Data ingestion framework with Trino
Starburst Galaxy leverages Trino’s massively parallel query engine and Iceberg’s open table format to provide a managed Kafka ingestion solution. This framework addresses the challenges of ingesting data from real-time sources to give analysts, data scientists, and decision-makers access to data in near real-time.
For example, Galaxy places landed, invalid data, and subsequent transformations into Iceberg tables. The raw data remains in object storage in its original condition, preserving its potential. Thanks to Trino’s support for ANSI-standard SQL, any transformations are discoverable and queryable.
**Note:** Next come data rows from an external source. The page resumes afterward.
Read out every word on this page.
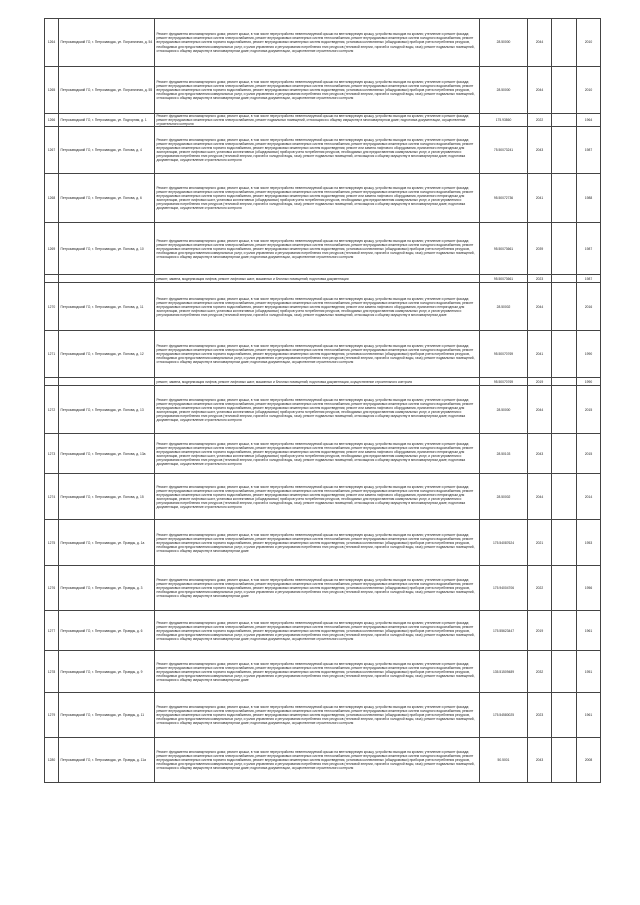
1264	Петрозаводский ГО, г. Петрозаводск, ул. Пограничная, д. 54	Ремонт фундамента многоквартирного дома; ремонт крыши, в том числе переустройство невентилируемой крыши на вентилируемую крышу, устройство выходов на кровлю; утепление и ремонт фасада; ремонт внутридомовых инженерных систем электроснабжения, ремонт внутридомовых инженерных систем теплоснабжения, ремонт внутридомовых инженерных систем холодного водоснабжения, ремонт внутридомовых инженерных систем горячего водоснабжения, ремонт внутридомовых инженерных систем водоотведения, установка коллективных (общедомовых) приборов учета потребления ресурсов, необходимых для предоставления коммунальных услуг, и узлов управления и регулирования потребления этих ресурсов (тепловой энергии, горячей и холодной воды, газа); ремонт подвальных помещений, относящихся к общему имуществу в многоквартирном доме; подготовка документации, осуществление строительного контроля	28.50000	2044		2010
1265	Петрозаводский ГО, г. Петрозаводск, ул. Пограничная, д. 55	Ремонт фундамента многоквартирного дома; ремонт крыши, в том числе переустройство невентилируемой крыши на вентилируемую крышу, устройство выходов на кровлю; утепление и ремонт фасада; ремонт внутридомовых инженерных систем электроснабжения, ремонт внутридомовых инженерных систем теплоснабжения, ремонт внутридомовых инженерных систем холодного водоснабжения, ремонт внутридомовых инженерных систем горячего водоснабжения, ремонт внутридомовых инженерных систем водоотведения, установка коллективных (общедомовых) приборов учета потребления ресурсов, необходимых для предоставления коммунальных услуг, и узлов управления и регулирования потребления этих ресурсов (тепловой энергии, горячей и холодной воды, газа); ремонт подвальных помещений, относящихся к общему имуществу в многоквартирном доме; подготовка документации, осуществление строительного контроля	28.50000	2044		2010
1266	Петрозаводский ГО, г. Петрозаводск, ул. Подгорная, д. 1	Ремонт фундамента многоквартирного дома; ремонт крыши, в том числе переустройство невентилируемой крыши на вентилируемую крышу, устройство выходов на кровлю; утепление и ремонт фасада; ремонт внутридомовых инженерных систем электроснабжения, ремонт подвальных помещений, относящихся к общему имуществу в многоквартирном доме; подготовка документации, осуществление строительного контроля	175.93860	2022		1964
1267	Петрозаводский ГО, г. Петрозаводск, ул. Попова, д. 4	Ремонт фундамента многоквартирного дома; ремонт крыши, в том числе переустройство невентилируемой крыши на вентилируемую крышу, устройство выходов на кровлю; утепление и ремонт фасада; ремонт внутридомовых инженерных систем электроснабжения, ремонт внутридомовых инженерных систем теплоснабжения, ремонт внутридомовых инженерных систем холодного водоснабжения, ремонт внутридомовых инженерных систем горячего водоснабжения, ремонт внутридомовых инженерных систем водоотведения; ремонт или замена лифтового оборудования, признанного непригодным для эксплуатации, ремонт лифтовых шахт, установка коллективных (общедомовых) приборов учета потребления ресурсов, необходимых для предоставления коммунальных услуг, и узлов управления и регулирования потребления этих ресурсов (тепловой энергии, горячей и холодной воды, газа); ремонт подвальных помещений, относящихся к общему имуществу в многоквартирном доме; подготовка документации, осуществление строительного контроля	75.50073241	2043		1987
1268	Петрозаводский ГО, г. Петрозаводск, ул. Попова, д. 6	Ремонт фундамента многоквартирного дома; ремонт крыши, в том числе переустройство невентилируемой крыши на вентилируемую крышу, устройство выходов на кровлю; утепление и ремонт фасада; ремонт внутридомовых инженерных систем электроснабжения, ремонт внутридомовых инженерных систем теплоснабжения, ремонт внутридомовых инженерных систем холодного водоснабжения, ремонт внутридомовых инженерных систем горячего водоснабжения, ремонт внутридомовых инженерных систем водоотведения; ремонт или замена лифтового оборудования, признанного непригодным для эксплуатации, ремонт лифтовых шахт, установка коллективных (общедомовых) приборов учета потребления ресурсов, необходимых для предоставления коммунальных услуг, и узлов управления и регулирования потребления этих ресурсов (тепловой энергии, горячей и холодной воды, газа); ремонт подвальных помещений, относящихся к общему имуществу в многоквартирном доме; подготовка документации, осуществление строительного контроля	95.50072736	2041		1988
1269	Петрозаводский ГО, г. Петрозаводск, ул. Попова, д. 10	Ремонт фундамента многоквартирного дома; ремонт крыши, в том числе переустройство невентилируемой крыши на вентилируемую крышу, устройство выходов на кровлю; утепление и ремонт фасада; ремонт внутридомовых инженерных систем электроснабжения, ремонт внутридомовых инженерных систем теплоснабжения, ремонт внутридомовых инженерных систем холодного водоснабжения, ремонт внутридомовых инженерных систем горячего водоснабжения, ремонт внутридомовых инженерных систем водоотведения, установка коллективных (общедомовых) приборов учета потребления ресурсов, необходимых для предоставления коммунальных услуг, и узлов управления и регулирования потребления этих ресурсов (тепловой энергии, горячей и холодной воды, газа); ремонт подвальных помещений, относящихся к общему имуществу в многоквартирном доме; подготовка документации, осуществление строительного контроля	95.50073661	2039		1987
		ремонт, замена, модернизация лифтов, ремонт лифтовых шахт, машинных и блочных помещений; подготовка документации	95.50073661	2023		1987
1270	Петрозаводский ГО, г. Петрозаводск, ул. Попова, д. 11	Ремонт фундамента многоквартирного дома; ремонт крыши, в том числе переустройство невентилируемой крыши на вентилируемую крышу, устройство выходов на кровлю; утепление и ремонт фасада; ремонт внутридомовых инженерных систем электроснабжения, ремонт внутридомовых инженерных систем теплоснабжения, ремонт внутридомовых инженерных систем холодного водоснабжения, ремонт внутридомовых инженерных систем горячего водоснабжения, ремонт внутридомовых инженерных систем водоотведения; ремонт или замена лифтового оборудования, признанного непригодным для эксплуатации, ремонт лифтовых шахт, установка коллективных (общедомовых) приборов учета потребления ресурсов, необходимых для предоставления коммунальных услуг, и узлов управления и регулирования потребления этих ресурсов (тепловой энергии, горячей и холодной воды, газа); ремонт подвальных помещений, относящихся к общему имуществу в многоквартирном доме	28.50002	2044		2016
1271	Петрозаводский ГО, г. Петрозаводск, ул. Попова, д. 12	Ремонт фундамента многоквартирного дома; ремонт крыши, в том числе переустройство невентилируемой крыши на вентилируемую крышу, устройство выходов на кровлю; утепление и ремонт фасада; ремонт внутридомовых инженерных систем электроснабжения, ремонт внутридомовых инженерных систем теплоснабжения, ремонт внутридомовых инженерных систем холодного водоснабжения, ремонт внутридомовых инженерных систем горячего водоснабжения, ремонт внутридомовых инженерных систем водоотведения, установка коллективных (общедомовых) приборов учета потребления ресурсов, необходимых для предоставления коммунальных услуг, и узлов управления и регулирования потребления этих ресурсов (тепловой энергии, горячей и холодной воды, газа); ремонт подвальных помещений, относящихся к общему имуществу в многоквартирном доме; подготовка документации, осуществление строительного контроля	95.50070769	2041		1990
		ремонт, замена, модернизация лифтов, ремонт лифтовых шахт, машинных и блочных помещений; подготовка документации, осуществление строительного контроля	95.50070769	2019		1990
1272	Петрозаводский ГО, г. Петрозаводск, ул. Попова, д. 13	Ремонт фундамента многоквартирного дома; ремонт крыши, в том числе переустройство невентилируемой крыши на вентилируемую крышу, устройство выходов на кровлю; утепление и ремонт фасада; ремонт внутридомовых инженерных систем электроснабжения, ремонт внутридомовых инженерных систем теплоснабжения, ремонт внутридомовых инженерных систем холодного водоснабжения, ремонт внутридомовых инженерных систем горячего водоснабжения, ремонт внутридомовых инженерных систем водоотведения; ремонт или замена лифтового оборудования, признанного непригодным для эксплуатации, ремонт лифтовых шахт, установка коллективных (общедомовых) приборов учета потребления ресурсов, необходимых для предоставления коммунальных услуг, и узлов управления и регулирования потребления этих ресурсов (тепловой энергии, горячей и холодной воды, газа); ремонт подвальных помещений, относящихся к общему имуществу в многоквартирном доме; подготовка документации, осуществление строительного контроля	28.50000	2044		2015
1273	Петрозаводский ГО, г. Петрозаводск, ул. Попова, д. 13а	Ремонт фундамента многоквартирного дома; ремонт крыши, в том числе переустройство невентилируемой крыши на вентилируемую крышу, устройство выходов на кровлю; утепление и ремонт фасада; ремонт внутридомовых инженерных систем электроснабжения, ремонт внутридомовых инженерных систем теплоснабжения, ремонт внутридомовых инженерных систем холодного водоснабжения, ремонт внутридомовых инженерных систем горячего водоснабжения, ремонт внутридомовых инженерных систем водоотведения; ремонт или замена лифтового оборудования, признанного непригодным для эксплуатации, ремонт лифтовых шахт, установка коллективных (общедомовых) приборов учета потребления ресурсов, необходимых для предоставления коммунальных услуг, и узлов управления и регулирования потребления этих ресурсов (тепловой энергии, горячей и холодной воды, газа); ремонт подвальных помещений, относящихся к общему имуществу в многоквартирном доме; подготовка документации, осуществление строительного контроля	28.50103	2043		2015
1274	Петрозаводский ГО, г. Петрозаводск, ул. Попова, д. 15	Ремонт фундамента многоквартирного дома; ремонт крыши, в том числе переустройство невентилируемой крыши на вентилируемую крышу, устройство выходов на кровлю; утепление и ремонт фасада; ремонт внутридомовых инженерных систем электроснабжения, ремонт внутридомовых инженерных систем теплоснабжения, ремонт внутридомовых инженерных систем холодного водоснабжения, ремонт внутридомовых инженерных систем горячего водоснабжения, ремонт внутридомовых инженерных систем водоотведения; ремонт или замена лифтового оборудования, признанного непригодным для эксплуатации, ремонт лифтовых шахт, установка коллективных (общедомовых) приборов учета потребления ресурсов, необходимых для предоставления коммунальных услуг, и узлов управления и регулирования потребления этих ресурсов (тепловой энергии, горячей и холодной воды, газа); ремонт подвальных помещений, относящихся к общему имуществу в многоквартирном доме; подготовка документации, осуществление строительного контроля	28.50002	2044		2014
1275	Петрозаводский ГО, г. Петрозаводск, ул. Правды, д. 1а	Ремонт фундамента многоквартирного дома; ремонт крыши, в том числе переустройство невентилируемой крыши на вентилируемую крышу, устройство выходов на кровлю; утепление и ремонт фасада; ремонт внутридомовых инженерных систем электроснабжения, ремонт внутридомовых инженерных систем теплоснабжения, ремонт внутридомовых инженерных систем холодного водоснабжения, ремонт внутридомовых инженерных систем горячего водоснабжения, ремонт внутридомовых инженерных систем водоотведения, установка коллективных (общедомовых) приборов учета потребления ресурсов, необходимых для предоставления коммунальных услуг, и узлов управления и регулирования потребления этих ресурсов (тепловой энергии, горячей и холодной воды, газа); ремонт подвальных помещений, относящихся к общему имуществу в многоквартирном доме	175.54087624	2021		1953
1276	Петрозаводский ГО, г. Петрозаводск, ул. Правды, д. 3	Ремонт фундамента многоквартирного дома; ремонт крыши, в том числе переустройство невентилируемой крыши на вентилируемую крышу, устройство выходов на кровлю; утепление и ремонт фасада; ремонт внутридомовых инженерных систем электроснабжения, ремонт внутридомовых инженерных систем теплоснабжения, ремонт внутридомовых инженерных систем холодного водоснабжения, ремонт внутридомовых инженерных систем горячего водоснабжения, ремонт внутридомовых инженерных систем водоотведения, установка коллективных (общедомовых) приборов учета потребления ресурсов, необходимых для предоставления коммунальных услуг, и узлов управления и регулирования потребления этих ресурсов (тепловой энергии, горячей и холодной воды, газа); ремонт подвальных помещений, относящихся к общему имуществу в многоквартирном доме	175.94004706	2022		1956
1277	Петрозаводский ГО, г. Петрозаводск, ул. Правды, д. 6	Ремонт фундамента многоквартирного дома; ремонт крыши, в том числе переустройство невентилируемой крыши на вентилируемую крышу, устройство выходов на кровлю; утепление и ремонт фасада; ремонт внутридомовых инженерных систем электроснабжения, ремонт внутридомовых инженерных систем теплоснабжения, ремонт внутридомовых инженерных систем холодного водоснабжения, ремонт внутридомовых инженерных систем горячего водоснабжения, ремонт внутридомовых инженерных систем водоотведения, установка коллективных (общедомовых) приборов учета потребления ресурсов, необходимых для предоставления коммунальных услуг, и узлов управления и регулирования потребления этих ресурсов (тепловой энергии, горячей и холодной воды, газа); ремонт подвальных помещений, относящихся к общему имуществу в многоквартирном доме; подготовка документации, осуществление строительного контроля	175.55623447	2019		1961
1278	Петрозаводский ГО, г. Петрозаводск, ул. Правды, д. 9	Ремонт фундамента многоквартирного дома; ремонт крыши, в том числе переустройство невентилируемой крыши на вентилируемую крышу, устройство выходов на кровлю; утепление и ремонт фасада; ремонт внутридомовых инженерных систем электроснабжения, ремонт внутридомовых инженерных систем теплоснабжения, ремонт внутридомовых инженерных систем холодного водоснабжения, ремонт внутридомовых инженерных систем горячего водоснабжения, ремонт внутридомовых инженерных систем водоотведения, установка коллективных (общедомовых) приборов учета потребления ресурсов, необходимых для предоставления коммунальных услуг, и узлов управления и регулирования потребления этих ресурсов (тепловой энергии, горячей и холодной воды, газа); ремонт подвальных помещений, относящихся к общему имуществу в многоквартирном доме	135.51509489	2032		1951
1279	Петрозаводский ГО, г. Петрозаводск, ул. Правды, д. 11	Ремонт фундамента многоквартирного дома; ремонт крыши, в том числе переустройство невентилируемой крыши на вентилируемую крышу, устройство выходов на кровлю; утепление и ремонт фасада; ремонт внутридомовых инженерных систем электроснабжения, ремонт внутридомовых инженерных систем теплоснабжения, ремонт внутридомовых инженерных систем холодного водоснабжения, ремонт внутридомовых инженерных систем горячего водоснабжения, ремонт внутридомовых инженерных систем водоотведения, установка коллективных (общедомовых) приборов учета потребления ресурсов, необходимых для предоставления коммунальных услуг, и узлов управления и регулирования потребления этих ресурсов (тепловой энергии, горячей и холодной воды, газа); ремонт подвальных помещений, относящихся к общему имуществу в многоквартирном доме; подготовка документации, осуществление строительного контроля	175.54580025	2023		1961
1280	Петрозаводский ГО, г. Петрозаводск, ул. Правды, д. 11а	Ремонт фундамента многоквартирного дома; ремонт крыши, в том числе переустройство невентилируемой крыши на вентилируемую крышу, устройство выходов на кровлю; утепление и ремонт фасада; ремонт внутридомовых инженерных систем электроснабжения, ремонт внутридомовых инженерных систем теплоснабжения, ремонт внутридомовых инженерных систем холодного водоснабжения, ремонт внутридомовых инженерных систем горячего водоснабжения, ремонт внутридомовых инженерных систем водоотведения, установка коллективных (общедомовых) приборов учета потребления ресурсов, необходимых для предоставления коммунальных услуг, и узлов управления и регулирования потребления этих ресурсов (тепловой энергии, горячей и холодной воды, газа); ремонт подвальных помещений, относящихся к общему имуществу в многоквартирном доме; подготовка документации, осуществление строительного контроля	50.5001	2043		2008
Data ingestion tools and architectural overview: Kafka, AWS, Iceberg, Galaxy
Starburst’s data ingestion framework runs on Amazon’s AWS ecosystem. Amazon Kinesis Data Analytics hosts Apache Flink, which collects events from a Kafka data source. Flink then writes the data to an Iceberg-formatted AWS Glue table in an Amazon S3-based data lakehouse.
Flink’s exactly once guarantees provide fault tolerance and prevent data duplication. Using Iceberg tables avoids the complexity of storing and synchronizing evolving schemas in disparate systems. Iceberg’s support for transactional operations also improves data access performance. For example, Iceberg can compact the small files that Flink sends without disrupting the lakehouse’s read workloads.
Starburst Galaxy enhances the Trino data lakehouse analytics engine, allowing near real-time queries of the streaming data.
A fully managed, end-to-end lakehouse platform built on open-source Trino and Iceberg
Companies like Apple, Netflix, and Shopify combine Trino and Iceberg to create a class of open data lakehouse called the Icehouse. This architecture is optimized to meet the demands of machine learning, artificial intelligence, and other data science applications. At the same time, Icehouses offer the accessibility and data variety that business intelligence analysts need to support agile decision-making.
Starburst Galaxy’s implementation of the Icehouse integrates Trino and Iceberg more deeply. Price and performance optimizations, user accessibility, and governance become more straightforward to implement and automate. Galaxy streamlines your end-to-end data analytics architecture, making ingestion more reliable and empowering users to make more informed data-driven decisions.